One of the reasons why female ejaculation is surrounded by urban legends and half-truths is due to the lack of scientific studies on the subject. In Spain, the director of the Andalusian Institute of Sexology and Psychology, Francisco Cabello, decided to study the phenomenon in 1993. He did it, he remembers, worried about what many women told him in a Spain that was still trying to definitively shake off Francoism. As a result of full sexual relations, they confused their squirts with the urge to urinate, which often caused them to repress their own orgasms.

At the time there was very little information about it, so Cabello undertook research that analyzed pre-orgasmic urine and post-orgasmic urine for the presence of markers of male seminal fluid. He wanted to find differences produced by the contribution of urine to the elements that make the paraurethral urethral glands and Skene’s ducts. “The conclusion we drew at that time was that 75% of women had PSA levels in their post-orgasmic urine,” he says. This means that many women had the possibility of squirting and that a large part of the squirt’s composition, in fact, was urine.
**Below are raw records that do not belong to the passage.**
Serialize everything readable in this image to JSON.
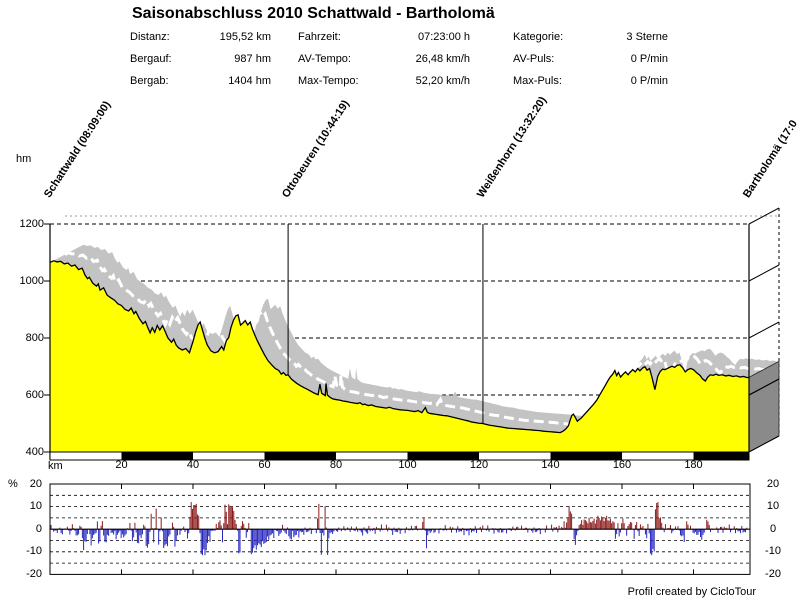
{
  "header": {
    "title": "Saisonabschluss 2010 Schattwald - Bartholomä",
    "stats_columns": [
      {
        "rows": [
          {
            "label": "Distanz:",
            "value": "195,52 km"
          },
          {
            "label": "Bergauf:",
            "value": "987 hm"
          },
          {
            "label": "Bergab:",
            "value": "1404 hm"
          }
        ]
      },
      {
        "rows": [
          {
            "label": "Fahrzeit:",
            "value": "07:23:00 h"
          },
          {
            "label": "AV-Tempo:",
            "value": "26,48 km/h"
          },
          {
            "label": "Max-Tempo:",
            "value": "52,20 km/h"
          }
        ]
      },
      {
        "rows": [
          {
            "label": "Kategorie:",
            "value": "3 Sterne"
          },
          {
            "label": "AV-Puls:",
            "value": "0 P/min"
          },
          {
            "label": "Max-Puls:",
            "value": "0 P/min"
          }
        ]
      }
    ]
  },
  "footer": {
    "credit": "Profil created by CicloTour"
  },
  "chart_data": [
    {
      "type": "area",
      "name": "elevation-profile-3d",
      "ylabel": "hm",
      "xlabel": "km",
      "ylim": [
        400,
        1200
      ],
      "xlim": [
        0,
        195.52
      ],
      "yticks": [
        1200,
        1000,
        800,
        600,
        400
      ],
      "xticks": [
        20,
        40,
        60,
        80,
        100,
        120,
        140,
        160,
        180
      ],
      "grid": "dashed-horizontal",
      "legend_position": "none",
      "waypoints": [
        {
          "label": "Schattwald (08:09:00)",
          "km": 0,
          "line": false
        },
        {
          "label": "Ottobeuren (10:44:19)",
          "km": 66.6,
          "line": true
        },
        {
          "label": "Weißenhorn (13:32:20)",
          "km": 121.1,
          "line": true
        },
        {
          "label": "Bartholomä (17:0",
          "km": 195.52,
          "line": false
        }
      ],
      "colors": {
        "area": "#FFFF00",
        "road_band": "#C3C3C3",
        "road_stripe": "#FFFFFF",
        "end_cap": "#8A8A8A",
        "outline": "#000000",
        "back_grid": "#999999"
      },
      "scalebar_black_segments_km": [
        [
          20,
          40
        ],
        [
          60,
          80
        ],
        [
          100,
          120
        ],
        [
          140,
          160
        ],
        [
          180,
          195.52
        ]
      ],
      "elevation_profile": [
        [
          0,
          1065
        ],
        [
          1,
          1071
        ],
        [
          2,
          1067
        ],
        [
          3,
          1069
        ],
        [
          4,
          1060
        ],
        [
          5,
          1063
        ],
        [
          6,
          1052
        ],
        [
          7,
          1056
        ],
        [
          8,
          1040
        ],
        [
          9,
          1045
        ],
        [
          9.8,
          1021
        ],
        [
          10.5,
          1008
        ],
        [
          11,
          1013
        ],
        [
          12,
          992
        ],
        [
          13,
          982
        ],
        [
          13.5,
          990
        ],
        [
          14,
          968
        ],
        [
          15,
          976
        ],
        [
          16,
          950
        ],
        [
          17,
          941
        ],
        [
          18,
          933
        ],
        [
          19,
          920
        ],
        [
          20,
          914
        ],
        [
          21,
          900
        ],
        [
          22,
          895
        ],
        [
          22.7,
          905
        ],
        [
          23.5,
          885
        ],
        [
          24,
          893
        ],
        [
          25,
          868
        ],
        [
          26,
          850
        ],
        [
          26.7,
          858
        ],
        [
          27.3,
          838
        ],
        [
          28,
          818
        ],
        [
          28.6,
          836
        ],
        [
          29.3,
          820
        ],
        [
          30,
          844
        ],
        [
          30.7,
          828
        ],
        [
          31.5,
          843
        ],
        [
          32.3,
          820
        ],
        [
          33,
          800
        ],
        [
          34,
          785
        ],
        [
          34.6,
          796
        ],
        [
          35.3,
          775
        ],
        [
          36,
          765
        ],
        [
          37,
          758
        ],
        [
          38,
          763
        ],
        [
          39,
          748
        ],
        [
          40,
          788
        ],
        [
          40.7,
          820
        ],
        [
          41.4,
          846
        ],
        [
          42,
          856
        ],
        [
          42.6,
          830
        ],
        [
          43.3,
          800
        ],
        [
          44,
          775
        ],
        [
          45,
          755
        ],
        [
          46,
          748
        ],
        [
          47,
          752
        ],
        [
          48,
          770
        ],
        [
          48.6,
          758
        ],
        [
          49.3,
          790
        ],
        [
          50,
          802
        ],
        [
          50.6,
          836
        ],
        [
          51.3,
          862
        ],
        [
          52,
          878
        ],
        [
          52.6,
          881
        ],
        [
          53.3,
          845
        ],
        [
          54,
          853
        ],
        [
          54.6,
          861
        ],
        [
          55.3,
          846
        ],
        [
          56,
          856
        ],
        [
          56.6,
          832
        ],
        [
          57.3,
          810
        ],
        [
          58,
          790
        ],
        [
          59,
          765
        ],
        [
          60,
          741
        ],
        [
          61,
          720
        ],
        [
          62,
          706
        ],
        [
          63,
          693
        ],
        [
          64,
          686
        ],
        [
          64.7,
          673
        ],
        [
          65.3,
          679
        ],
        [
          66,
          669
        ],
        [
          66.6,
          671
        ],
        [
          67.5,
          656
        ],
        [
          68.3,
          648
        ],
        [
          69,
          641
        ],
        [
          70,
          633
        ],
        [
          71,
          626
        ],
        [
          72,
          620
        ],
        [
          73,
          613
        ],
        [
          74,
          606
        ],
        [
          75,
          601
        ],
        [
          75.5,
          638
        ],
        [
          76,
          606
        ],
        [
          77,
          598
        ],
        [
          77.2,
          640
        ],
        [
          77.6,
          600
        ],
        [
          78.3,
          592
        ],
        [
          79,
          587
        ],
        [
          80,
          584
        ],
        [
          81,
          582
        ],
        [
          82,
          579
        ],
        [
          83,
          577
        ],
        [
          84,
          574
        ],
        [
          85,
          572
        ],
        [
          86,
          570
        ],
        [
          86.7,
          573
        ],
        [
          87.5,
          566
        ],
        [
          88,
          568
        ],
        [
          89,
          563
        ],
        [
          90,
          565
        ],
        [
          91,
          560
        ],
        [
          92,
          558
        ],
        [
          93,
          556
        ],
        [
          94,
          554
        ],
        [
          95,
          557
        ],
        [
          96,
          552
        ],
        [
          97,
          550
        ],
        [
          98,
          548
        ],
        [
          99,
          547
        ],
        [
          100,
          546
        ],
        [
          101,
          544
        ],
        [
          102,
          542
        ],
        [
          103,
          545
        ],
        [
          104,
          538
        ],
        [
          105,
          556
        ],
        [
          105.5,
          540
        ],
        [
          106,
          536
        ],
        [
          107,
          534
        ],
        [
          108,
          532
        ],
        [
          109,
          530
        ],
        [
          110,
          528
        ],
        [
          111,
          527
        ],
        [
          112,
          524
        ],
        [
          113,
          521
        ],
        [
          114,
          518
        ],
        [
          115,
          515
        ],
        [
          116,
          512
        ],
        [
          117,
          509
        ],
        [
          118,
          505
        ],
        [
          119,
          503
        ],
        [
          120,
          501
        ],
        [
          121,
          500
        ],
        [
          122,
          497
        ],
        [
          123,
          494
        ],
        [
          124,
          492
        ],
        [
          125,
          490
        ],
        [
          126,
          488
        ],
        [
          127,
          486
        ],
        [
          128,
          484
        ],
        [
          129,
          483
        ],
        [
          130,
          482
        ],
        [
          131,
          481
        ],
        [
          132,
          480
        ],
        [
          133,
          479
        ],
        [
          134,
          478
        ],
        [
          135,
          477
        ],
        [
          136,
          476
        ],
        [
          137,
          475
        ],
        [
          138,
          473
        ],
        [
          139,
          472
        ],
        [
          140,
          471
        ],
        [
          141,
          470
        ],
        [
          142,
          469
        ],
        [
          142.7,
          468
        ],
        [
          143.5,
          473
        ],
        [
          144.3,
          481
        ],
        [
          145,
          492
        ],
        [
          145.6,
          516
        ],
        [
          146,
          529
        ],
        [
          146.4,
          533
        ],
        [
          146.9,
          522
        ],
        [
          147.5,
          508
        ],
        [
          148,
          513
        ],
        [
          148.6,
          519
        ],
        [
          149.3,
          529
        ],
        [
          150,
          539
        ],
        [
          151,
          553
        ],
        [
          152,
          567
        ],
        [
          153,
          583
        ],
        [
          153.8,
          601
        ],
        [
          154.5,
          616
        ],
        [
          155.3,
          633
        ],
        [
          156,
          649
        ],
        [
          156.7,
          663
        ],
        [
          157.4,
          673
        ],
        [
          158,
          686
        ],
        [
          158.5,
          668
        ],
        [
          159,
          679
        ],
        [
          159.6,
          663
        ],
        [
          160.3,
          673
        ],
        [
          161,
          681
        ],
        [
          161.7,
          671
        ],
        [
          162.2,
          679
        ],
        [
          163,
          689
        ],
        [
          163.7,
          681
        ],
        [
          164.4,
          693
        ],
        [
          165,
          685
        ],
        [
          165.8,
          695
        ],
        [
          166.4,
          699
        ],
        [
          167,
          687
        ],
        [
          167.7,
          693
        ],
        [
          168.4,
          661
        ],
        [
          169.2,
          619
        ],
        [
          170,
          666
        ],
        [
          170.7,
          683
        ],
        [
          171.4,
          691
        ],
        [
          172,
          689
        ],
        [
          173,
          695
        ],
        [
          174,
          701
        ],
        [
          174.7,
          697
        ],
        [
          175.4,
          704
        ],
        [
          176.2,
          706
        ],
        [
          177,
          695
        ],
        [
          177.7,
          681
        ],
        [
          178.4,
          689
        ],
        [
          179.2,
          693
        ],
        [
          180,
          689
        ],
        [
          180.8,
          679
        ],
        [
          181.8,
          669
        ],
        [
          182.5,
          657
        ],
        [
          183.3,
          649
        ],
        [
          184,
          663
        ],
        [
          184.7,
          671
        ],
        [
          185.5,
          669
        ],
        [
          186.3,
          673
        ],
        [
          187,
          669
        ],
        [
          188,
          671
        ],
        [
          189,
          667
        ],
        [
          190,
          669
        ],
        [
          191,
          665
        ],
        [
          192,
          667
        ],
        [
          193,
          663
        ],
        [
          194,
          665
        ],
        [
          195,
          661
        ],
        [
          195.52,
          662
        ]
      ]
    },
    {
      "type": "bar",
      "name": "gradient-percent",
      "ylabel": "%",
      "unit": "%",
      "ylim": [
        -20,
        20
      ],
      "yticks_left": [
        20,
        10,
        0,
        -10,
        -20
      ],
      "yticks_right": [
        20,
        10,
        0,
        -10,
        -20
      ],
      "grid_dashed_levels": [
        15,
        10,
        5,
        -5,
        -10,
        -15
      ],
      "zero_line": 0,
      "derived_from": "elevation_profile",
      "colors": {
        "uphill": "#8B1A1A",
        "downhill": "#2525BD"
      }
    }
  ]
}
Thirty years have passed since those discoveries. Norma Ageitos Urain, a sexologist and sociologist, says that “many ghosts have been generated around this issue, when it is only a physiological reaction of the body. In addition, it has put pressure on women because many times their partners seek to replicate what they have seen in porn, and that is impossible.”
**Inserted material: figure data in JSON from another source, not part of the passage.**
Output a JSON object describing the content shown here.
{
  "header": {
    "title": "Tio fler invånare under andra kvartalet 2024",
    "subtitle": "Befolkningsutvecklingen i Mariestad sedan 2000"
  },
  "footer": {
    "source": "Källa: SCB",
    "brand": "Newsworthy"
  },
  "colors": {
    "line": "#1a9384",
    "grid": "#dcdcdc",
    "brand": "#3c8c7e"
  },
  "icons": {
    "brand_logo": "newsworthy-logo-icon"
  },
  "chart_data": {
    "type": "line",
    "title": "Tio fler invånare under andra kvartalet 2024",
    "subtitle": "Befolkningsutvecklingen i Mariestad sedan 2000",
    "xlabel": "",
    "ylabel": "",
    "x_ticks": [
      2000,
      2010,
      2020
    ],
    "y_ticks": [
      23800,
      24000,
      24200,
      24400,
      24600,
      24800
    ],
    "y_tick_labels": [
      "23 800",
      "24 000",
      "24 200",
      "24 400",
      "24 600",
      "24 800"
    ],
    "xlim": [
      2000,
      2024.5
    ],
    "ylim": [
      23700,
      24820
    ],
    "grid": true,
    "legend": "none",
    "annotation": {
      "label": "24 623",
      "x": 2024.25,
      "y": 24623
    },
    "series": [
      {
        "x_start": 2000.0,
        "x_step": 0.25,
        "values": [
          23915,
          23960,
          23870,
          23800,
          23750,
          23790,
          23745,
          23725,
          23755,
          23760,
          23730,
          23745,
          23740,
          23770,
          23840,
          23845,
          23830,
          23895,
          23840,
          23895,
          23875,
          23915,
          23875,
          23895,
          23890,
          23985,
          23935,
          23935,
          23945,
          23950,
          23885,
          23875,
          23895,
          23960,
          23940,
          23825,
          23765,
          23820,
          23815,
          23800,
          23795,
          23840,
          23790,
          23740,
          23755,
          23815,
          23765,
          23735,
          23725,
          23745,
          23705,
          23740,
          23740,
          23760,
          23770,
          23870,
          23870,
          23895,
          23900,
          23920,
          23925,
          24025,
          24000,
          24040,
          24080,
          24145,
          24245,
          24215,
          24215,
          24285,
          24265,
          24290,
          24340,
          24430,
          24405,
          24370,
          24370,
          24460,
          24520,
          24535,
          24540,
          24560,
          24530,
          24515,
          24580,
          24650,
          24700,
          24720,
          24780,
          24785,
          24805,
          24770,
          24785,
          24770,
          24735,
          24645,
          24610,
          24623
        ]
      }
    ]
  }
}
One of the myths around squirting is that it is the climax of an orgasm. This may not be true. Psychologist and sexologist Diana Lozano says that there can be a squirt without an orgasm and still have a great time: “In sex, different goals have always been set around orgasms. A few years ago it was finding the G-spot and now it is squirting.”

Amaranta Hank, 31, did not have her first squirt until the pandemic arrived and she had time to do something she had almost never been able to do: explore her body alone and enjoy it. She started working on OnlyFans and, with the help of her sex toys, a lot of patience and dedication, she was able to achieve it without having to fake it like she had done for so many years on set. “You need to reach a very high level of arousal with no distractions, but each body is different and different things work for each woman.”